それからというものカンナはユウ子に毎日話しかけ、姿は見えずともその存在を感じながら日々生活する中で、徐々に絆を深めていく2人。しばらく経ったある日、カンナはふとしたことをきっかけに以前近所の交差点で女子高生が交通事故に巻き込まれたというニュースを思い出す。そして、そのときに亡くなった女子高生がユウ子なのでは、と気づく。そんな中、カンナはある理由から部屋を退去することになってしまい…。
幽霊の存在を怖がらない青年と、そんな青年に心惹かれていく女子高生の幽霊。2人で過ごす不思議な時間が次第にかけがえのない日々へと変わっていく様を描いた異色のラブコメディー。Twitter上では「斬新すぎるラブコメ」「おもしろすぎる」「キュンとして面白くて切ない」「いい話」「怖くなくてほのぼのするオチが秀逸」「雰囲気とか全部好き」など、読者からのコメントが多く寄せられ、反響を呼んでいる。
――『僕の部屋のユウ子さん』はどのようにして生まれた作品ですか?
以前からロミオとジュリエット的な漫画を描いてみたいなと思っていたからです。お互いの気持ちがあるのに何かの壁があって結ばれないみたいな…。
――幽霊のいたずらや存在を気にしない青年・カンナと部屋に棲みつく女子高生の霊・ユウ子、それぞれのキャラクターや設定はどのように生み出されたのでしょうか。
カンナはとにかく両手を広げて「来い!」って言ってくれる人にしようと思いました。ユウ子のことを生きている人と変わらない接し方をしてくれる人にしたかったので…。
それから、ユウ子には靴下を履かせない!と決めていました。制服女子の靴下は時代を特定してしまうので(笑)。後は、子どもっぽいよりは大人っぽいイメージだったので髪を長くしました。
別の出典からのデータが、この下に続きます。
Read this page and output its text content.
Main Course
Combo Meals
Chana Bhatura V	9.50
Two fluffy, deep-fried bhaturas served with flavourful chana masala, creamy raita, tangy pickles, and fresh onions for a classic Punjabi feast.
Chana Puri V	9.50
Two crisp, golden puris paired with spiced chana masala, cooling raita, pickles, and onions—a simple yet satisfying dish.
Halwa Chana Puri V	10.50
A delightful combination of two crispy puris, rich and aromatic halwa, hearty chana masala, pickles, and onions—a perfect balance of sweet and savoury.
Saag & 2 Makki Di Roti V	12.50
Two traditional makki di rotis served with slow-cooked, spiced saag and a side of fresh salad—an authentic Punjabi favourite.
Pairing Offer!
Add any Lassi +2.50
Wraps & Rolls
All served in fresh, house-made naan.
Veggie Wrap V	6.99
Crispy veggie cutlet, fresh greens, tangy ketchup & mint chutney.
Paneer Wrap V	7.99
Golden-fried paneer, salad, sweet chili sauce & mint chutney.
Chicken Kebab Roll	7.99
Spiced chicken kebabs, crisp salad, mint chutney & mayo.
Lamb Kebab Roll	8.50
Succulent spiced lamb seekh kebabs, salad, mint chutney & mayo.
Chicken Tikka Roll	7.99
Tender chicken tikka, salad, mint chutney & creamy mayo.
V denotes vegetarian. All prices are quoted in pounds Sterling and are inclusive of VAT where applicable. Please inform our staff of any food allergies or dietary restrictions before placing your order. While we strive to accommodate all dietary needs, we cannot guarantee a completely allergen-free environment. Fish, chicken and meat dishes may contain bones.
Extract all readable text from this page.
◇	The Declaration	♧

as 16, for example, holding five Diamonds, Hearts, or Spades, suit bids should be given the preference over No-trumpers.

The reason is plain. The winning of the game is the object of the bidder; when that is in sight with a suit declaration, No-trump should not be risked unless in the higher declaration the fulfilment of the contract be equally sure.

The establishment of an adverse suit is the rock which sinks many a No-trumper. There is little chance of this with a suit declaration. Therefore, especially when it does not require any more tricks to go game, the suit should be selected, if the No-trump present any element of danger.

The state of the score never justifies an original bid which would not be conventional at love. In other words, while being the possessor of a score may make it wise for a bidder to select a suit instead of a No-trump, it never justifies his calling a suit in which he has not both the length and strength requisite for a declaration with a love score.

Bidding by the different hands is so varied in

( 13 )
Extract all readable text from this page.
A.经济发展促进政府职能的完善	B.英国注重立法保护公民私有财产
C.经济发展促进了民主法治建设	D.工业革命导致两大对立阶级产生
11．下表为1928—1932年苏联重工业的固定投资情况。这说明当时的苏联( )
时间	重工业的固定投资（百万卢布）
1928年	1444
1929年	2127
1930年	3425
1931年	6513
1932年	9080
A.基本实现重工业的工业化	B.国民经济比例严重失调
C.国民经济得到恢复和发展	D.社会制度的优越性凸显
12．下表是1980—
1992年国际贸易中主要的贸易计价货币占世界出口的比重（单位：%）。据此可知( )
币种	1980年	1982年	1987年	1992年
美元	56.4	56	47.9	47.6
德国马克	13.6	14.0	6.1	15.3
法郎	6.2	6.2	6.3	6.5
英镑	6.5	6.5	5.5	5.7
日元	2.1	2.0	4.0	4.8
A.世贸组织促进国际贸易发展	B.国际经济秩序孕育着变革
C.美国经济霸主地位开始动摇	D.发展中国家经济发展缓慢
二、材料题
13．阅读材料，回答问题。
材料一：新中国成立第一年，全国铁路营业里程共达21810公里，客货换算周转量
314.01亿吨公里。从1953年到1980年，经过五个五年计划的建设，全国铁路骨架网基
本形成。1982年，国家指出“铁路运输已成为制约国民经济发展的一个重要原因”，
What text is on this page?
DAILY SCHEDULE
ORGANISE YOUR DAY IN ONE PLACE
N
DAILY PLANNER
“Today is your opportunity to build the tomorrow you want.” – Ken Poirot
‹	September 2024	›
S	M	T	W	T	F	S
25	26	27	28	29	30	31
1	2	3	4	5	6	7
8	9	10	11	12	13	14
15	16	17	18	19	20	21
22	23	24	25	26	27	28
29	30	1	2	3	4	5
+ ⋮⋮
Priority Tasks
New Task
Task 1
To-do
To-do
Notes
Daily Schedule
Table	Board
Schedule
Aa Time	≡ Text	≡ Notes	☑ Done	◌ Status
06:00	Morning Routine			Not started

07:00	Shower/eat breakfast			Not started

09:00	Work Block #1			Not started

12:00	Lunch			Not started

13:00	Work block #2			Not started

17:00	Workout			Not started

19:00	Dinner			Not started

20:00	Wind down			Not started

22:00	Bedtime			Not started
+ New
――カンナとユウ子の2人が“同棲”する中で徐々に絆を深めていく様子を描く本作ですが、武川展子さんにとって「ここを見てほしい」というポイントがあればお教えください。
カンナの気持ちがユウ子には見た目から入っていってないというところですかね…。若い男の子なので多少揺れ動いたりはするのですが(笑)。
――普段は姿を見せないユウ子の存在を、カンナの目線や空間を利用して描く構図も印象的でした。武川展子さんが本作を作画する際にこだわっている点や、特に意識している点はありますか?
意識しているのはユウ子は幽霊なんだというところです。いるのにいないというか…。カンナと会話しないように気を付けてます。今後はカンナの気持ちの変化の表現の一つとしてユウ子の姿をもう少し存在感があるように描いて行こうと考えているのですが、その辺は忘れずに進めて行きたいと思っています。
――本作の中で、武川展子さんにとって特に思い入れのあるシーンやセリフはありますか?理由と共にお教えください。
やはり#1のおならのシーンと、#14のユウ子が初めて姿を現すシーンですかね。幽霊に突然腰引っ張られて、さて、どうするか?と頭の中でカンナを動かしてみたんです。そしたらおならして...。人前でおならなんて描けるか!!って(笑)。描いたんですけど(笑)。初めから勝手に動くキャラは初めてだったのでびっくりしました。
#14のユウ子が初めてカンナに姿を見せるシーンは一番の落としどころだと思っていたので緊張してペン入れが上手くいかず、何度も描き直しまして…。結局どれも上手く描けず、最初に描いたのが一番まともだったのでそれを使ったのですが…。自分の力のなさが情けなくて涙が出たのを覚えている、思い入れのあるシーンです(笑)。
――最後に作品を楽しみにしている読者やファンの方へ、メッセージをお願いします。
読み終わった後、大切な誰かを思い出すような、大切な誰かに出会いたくなるような そんな作品にしていきたいと思っています。ぜひ、最後までお付き合い下さい!